Google to host rival US app stores, echoing EU rules

Google to host rival US app stores, echoing EU rules

A US court order forcing Google Play to carry competing app stores validates Europe’s regulatory strategy, though strict conditions in the American model show how tech giants can retain control even when forced to open up.

Starting on 22 July, Google will allow rival app stores to operate directly inside Google Play in the United States. The company told a California court it was ready to comply, ending a long-running legal battle with Epic Games.

The shift follows a 2023 jury ruling that Google’s Play Store was an illegal monopoly. In October 2024, Judge James Donato ordered Google to open its platform and share its full app catalogue with competitors.

Google and Epic had previously tried to replace this order with a settlement reportedly involving a secret $800m payment. Under that proposed deal, users would have simply sideloaded rival stores rather than finding them inside Play.

Nancy Rose, a court-appointed economist from MIT, rejected that compromise in a July report. She noted the alternative was "unlikely" to help rivals overcome Google’s grip because users rarely leave the store they already know.

The companies subsequently withdrew their motion to avoid "prolonging this process which creates uncertainty for the ecosystem." This leaves Judge Donato’s original, stricter order in force.

For European businesses and regulators, the US ruling is a clear case of the continent setting the global standard. The Digital Markets Act already forces both Google and Apple to permit rival app stores across the EU. Brazil has opened iOS to competition, Switzerland is probing Google's Android choice screen, and the US Supreme Court recently declined to pause a similar order against Apple.

The financial shockwaves of these disputes are already benefiting European developers. Under its settlement with Epic, Google slashed its store commission from 30% to as low as 10% and permitted developers to use outside payment links.

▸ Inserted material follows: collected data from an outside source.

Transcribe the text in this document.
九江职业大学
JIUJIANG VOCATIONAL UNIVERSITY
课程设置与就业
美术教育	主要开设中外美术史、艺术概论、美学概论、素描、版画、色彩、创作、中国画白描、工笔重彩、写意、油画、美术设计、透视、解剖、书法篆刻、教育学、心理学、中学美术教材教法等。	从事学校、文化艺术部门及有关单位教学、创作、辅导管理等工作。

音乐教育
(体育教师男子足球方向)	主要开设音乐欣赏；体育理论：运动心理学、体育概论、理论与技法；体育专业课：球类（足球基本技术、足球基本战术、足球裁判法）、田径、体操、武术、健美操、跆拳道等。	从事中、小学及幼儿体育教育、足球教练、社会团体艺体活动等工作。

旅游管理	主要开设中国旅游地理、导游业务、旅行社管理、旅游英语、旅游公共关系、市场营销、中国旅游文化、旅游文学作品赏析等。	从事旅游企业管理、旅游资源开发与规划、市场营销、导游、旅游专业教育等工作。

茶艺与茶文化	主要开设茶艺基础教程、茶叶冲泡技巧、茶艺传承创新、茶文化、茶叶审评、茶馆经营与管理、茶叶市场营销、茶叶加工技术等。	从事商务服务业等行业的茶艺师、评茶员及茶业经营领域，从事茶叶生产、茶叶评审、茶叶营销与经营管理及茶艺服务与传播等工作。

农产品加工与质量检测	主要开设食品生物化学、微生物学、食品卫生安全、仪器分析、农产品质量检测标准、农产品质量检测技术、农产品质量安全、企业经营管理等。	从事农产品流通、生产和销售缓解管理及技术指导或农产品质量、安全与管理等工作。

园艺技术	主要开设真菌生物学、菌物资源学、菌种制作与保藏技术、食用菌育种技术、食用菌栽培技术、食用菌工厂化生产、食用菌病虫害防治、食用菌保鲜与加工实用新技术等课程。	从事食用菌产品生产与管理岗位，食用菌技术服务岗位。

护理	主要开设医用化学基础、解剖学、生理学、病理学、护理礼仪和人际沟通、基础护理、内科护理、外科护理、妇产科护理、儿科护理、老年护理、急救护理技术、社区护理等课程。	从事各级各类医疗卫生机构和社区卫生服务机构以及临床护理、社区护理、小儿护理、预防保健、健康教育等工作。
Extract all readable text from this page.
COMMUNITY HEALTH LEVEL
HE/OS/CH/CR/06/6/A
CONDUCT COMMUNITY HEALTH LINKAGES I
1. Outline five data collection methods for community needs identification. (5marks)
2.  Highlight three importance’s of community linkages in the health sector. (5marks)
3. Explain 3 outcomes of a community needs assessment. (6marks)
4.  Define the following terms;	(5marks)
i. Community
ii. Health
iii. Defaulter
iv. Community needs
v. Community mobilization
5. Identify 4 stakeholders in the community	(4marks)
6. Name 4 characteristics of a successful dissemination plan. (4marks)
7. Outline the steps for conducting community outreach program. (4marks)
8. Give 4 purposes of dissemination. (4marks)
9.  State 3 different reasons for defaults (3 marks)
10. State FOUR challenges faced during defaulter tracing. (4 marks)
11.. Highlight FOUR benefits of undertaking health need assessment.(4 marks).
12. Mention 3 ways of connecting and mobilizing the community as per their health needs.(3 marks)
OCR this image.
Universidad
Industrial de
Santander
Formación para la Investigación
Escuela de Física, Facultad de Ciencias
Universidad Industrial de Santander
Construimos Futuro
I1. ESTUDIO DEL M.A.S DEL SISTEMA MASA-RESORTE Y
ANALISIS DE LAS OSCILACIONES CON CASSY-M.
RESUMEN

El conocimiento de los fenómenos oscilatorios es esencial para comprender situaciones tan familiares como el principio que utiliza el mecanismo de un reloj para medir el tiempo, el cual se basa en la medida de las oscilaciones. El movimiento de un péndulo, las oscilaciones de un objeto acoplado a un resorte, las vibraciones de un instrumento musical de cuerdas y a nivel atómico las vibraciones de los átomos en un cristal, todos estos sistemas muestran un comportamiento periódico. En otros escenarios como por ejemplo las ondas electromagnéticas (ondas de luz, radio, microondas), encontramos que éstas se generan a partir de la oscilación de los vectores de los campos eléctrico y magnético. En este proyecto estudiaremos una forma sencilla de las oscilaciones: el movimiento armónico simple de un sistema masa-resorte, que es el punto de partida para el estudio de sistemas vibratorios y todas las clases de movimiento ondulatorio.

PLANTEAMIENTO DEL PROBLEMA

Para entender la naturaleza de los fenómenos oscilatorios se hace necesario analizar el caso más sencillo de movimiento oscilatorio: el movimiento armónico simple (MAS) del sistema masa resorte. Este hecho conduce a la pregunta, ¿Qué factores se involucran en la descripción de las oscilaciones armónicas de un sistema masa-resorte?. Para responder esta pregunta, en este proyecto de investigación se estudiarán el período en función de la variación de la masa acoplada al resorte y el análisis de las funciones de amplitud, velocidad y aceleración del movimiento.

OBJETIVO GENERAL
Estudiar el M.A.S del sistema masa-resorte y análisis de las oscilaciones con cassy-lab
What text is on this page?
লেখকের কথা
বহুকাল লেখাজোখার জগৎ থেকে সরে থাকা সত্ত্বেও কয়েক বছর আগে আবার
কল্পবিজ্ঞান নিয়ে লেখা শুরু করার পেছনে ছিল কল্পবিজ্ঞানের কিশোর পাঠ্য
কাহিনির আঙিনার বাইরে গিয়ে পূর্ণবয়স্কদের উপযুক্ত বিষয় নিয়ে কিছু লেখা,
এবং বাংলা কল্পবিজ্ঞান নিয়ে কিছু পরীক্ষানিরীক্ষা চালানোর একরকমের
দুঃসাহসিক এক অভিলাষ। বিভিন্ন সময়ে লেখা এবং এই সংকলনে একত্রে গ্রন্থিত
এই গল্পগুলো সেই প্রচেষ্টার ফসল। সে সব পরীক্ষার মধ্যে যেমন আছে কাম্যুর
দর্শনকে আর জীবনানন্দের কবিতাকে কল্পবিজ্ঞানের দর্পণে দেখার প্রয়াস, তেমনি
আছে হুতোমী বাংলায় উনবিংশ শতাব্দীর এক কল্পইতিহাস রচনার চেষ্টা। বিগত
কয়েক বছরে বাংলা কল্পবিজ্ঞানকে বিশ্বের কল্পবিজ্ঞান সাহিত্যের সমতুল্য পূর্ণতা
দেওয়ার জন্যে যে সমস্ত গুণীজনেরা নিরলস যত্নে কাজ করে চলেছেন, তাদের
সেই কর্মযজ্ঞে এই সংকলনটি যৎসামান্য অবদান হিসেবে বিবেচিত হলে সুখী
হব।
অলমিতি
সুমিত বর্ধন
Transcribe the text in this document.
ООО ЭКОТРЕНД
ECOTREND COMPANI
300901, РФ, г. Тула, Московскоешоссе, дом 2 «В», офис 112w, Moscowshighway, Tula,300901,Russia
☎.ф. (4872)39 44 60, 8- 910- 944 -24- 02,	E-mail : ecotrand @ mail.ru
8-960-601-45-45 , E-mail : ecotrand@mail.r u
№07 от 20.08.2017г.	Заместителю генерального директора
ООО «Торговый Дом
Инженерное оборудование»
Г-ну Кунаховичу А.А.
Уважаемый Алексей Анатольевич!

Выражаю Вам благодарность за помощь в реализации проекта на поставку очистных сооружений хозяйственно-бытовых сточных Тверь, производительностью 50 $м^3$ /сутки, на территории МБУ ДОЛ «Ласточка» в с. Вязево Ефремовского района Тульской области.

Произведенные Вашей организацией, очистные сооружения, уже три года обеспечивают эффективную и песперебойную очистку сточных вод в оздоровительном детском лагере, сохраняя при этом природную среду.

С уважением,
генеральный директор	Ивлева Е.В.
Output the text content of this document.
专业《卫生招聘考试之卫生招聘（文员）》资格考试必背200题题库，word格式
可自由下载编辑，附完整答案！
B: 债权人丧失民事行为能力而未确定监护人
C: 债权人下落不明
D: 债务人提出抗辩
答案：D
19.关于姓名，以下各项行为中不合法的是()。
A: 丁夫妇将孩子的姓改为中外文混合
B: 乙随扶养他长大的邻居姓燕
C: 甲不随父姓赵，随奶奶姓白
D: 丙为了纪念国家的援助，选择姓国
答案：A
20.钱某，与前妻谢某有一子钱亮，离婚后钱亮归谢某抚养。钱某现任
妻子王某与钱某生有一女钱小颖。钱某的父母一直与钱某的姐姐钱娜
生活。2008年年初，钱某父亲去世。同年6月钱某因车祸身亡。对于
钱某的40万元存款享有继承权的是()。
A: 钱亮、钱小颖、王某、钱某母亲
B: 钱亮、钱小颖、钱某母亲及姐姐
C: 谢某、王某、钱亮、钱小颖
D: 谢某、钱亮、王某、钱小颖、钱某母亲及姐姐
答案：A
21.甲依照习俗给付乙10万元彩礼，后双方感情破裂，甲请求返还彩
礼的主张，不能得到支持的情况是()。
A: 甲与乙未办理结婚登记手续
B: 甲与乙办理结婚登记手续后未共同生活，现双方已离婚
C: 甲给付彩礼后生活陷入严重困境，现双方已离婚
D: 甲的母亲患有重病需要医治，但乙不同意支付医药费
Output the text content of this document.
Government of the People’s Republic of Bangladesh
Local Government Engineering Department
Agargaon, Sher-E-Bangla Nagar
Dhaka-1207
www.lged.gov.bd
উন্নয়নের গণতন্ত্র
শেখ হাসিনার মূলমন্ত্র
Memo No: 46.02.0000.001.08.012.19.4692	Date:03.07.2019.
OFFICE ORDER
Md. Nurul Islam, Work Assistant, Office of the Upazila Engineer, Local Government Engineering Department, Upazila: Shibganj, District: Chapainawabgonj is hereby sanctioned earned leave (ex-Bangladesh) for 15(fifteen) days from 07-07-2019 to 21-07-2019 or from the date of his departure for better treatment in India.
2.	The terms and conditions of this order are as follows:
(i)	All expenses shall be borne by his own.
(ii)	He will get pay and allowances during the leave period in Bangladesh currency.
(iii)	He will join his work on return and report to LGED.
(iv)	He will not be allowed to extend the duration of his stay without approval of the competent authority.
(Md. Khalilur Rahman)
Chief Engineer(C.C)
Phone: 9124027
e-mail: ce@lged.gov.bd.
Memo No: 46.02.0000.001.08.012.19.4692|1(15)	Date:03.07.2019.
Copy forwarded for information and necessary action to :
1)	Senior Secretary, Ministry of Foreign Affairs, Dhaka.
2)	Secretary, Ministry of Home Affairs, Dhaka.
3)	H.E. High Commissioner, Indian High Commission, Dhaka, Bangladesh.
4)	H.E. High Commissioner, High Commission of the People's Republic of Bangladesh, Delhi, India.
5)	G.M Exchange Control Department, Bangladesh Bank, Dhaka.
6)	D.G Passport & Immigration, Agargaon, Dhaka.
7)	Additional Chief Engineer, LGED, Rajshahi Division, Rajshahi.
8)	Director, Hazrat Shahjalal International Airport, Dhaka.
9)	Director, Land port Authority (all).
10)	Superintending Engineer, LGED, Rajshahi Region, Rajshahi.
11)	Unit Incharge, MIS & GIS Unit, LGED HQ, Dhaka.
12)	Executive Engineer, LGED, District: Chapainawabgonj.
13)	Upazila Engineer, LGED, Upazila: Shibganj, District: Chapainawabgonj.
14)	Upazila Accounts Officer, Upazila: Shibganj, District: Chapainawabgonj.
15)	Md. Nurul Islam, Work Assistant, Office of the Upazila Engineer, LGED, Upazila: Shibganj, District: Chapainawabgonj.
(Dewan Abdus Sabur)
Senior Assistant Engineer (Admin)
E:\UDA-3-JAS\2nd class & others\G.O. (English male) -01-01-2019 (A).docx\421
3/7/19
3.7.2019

However, the US implementation offers a warning to Europe about how gatekeepers adapt to regulation. Approved rival stores can pull the Play catalogue into their own shopfronts, but downloads must still run through Google’s infrastructure, meaning Google continues to collect a fee.

Competing stores also face heavy constraints in the US model. They must pay a $5,000 annual review fee, operate exclusively in the US, accept every eligible developer, and keep malware below 1% of installs.

The market is now watching to see which companies step forward. Microsoft has long planned an Xbox mobile store, while Epic and Amazon already run their own platforms.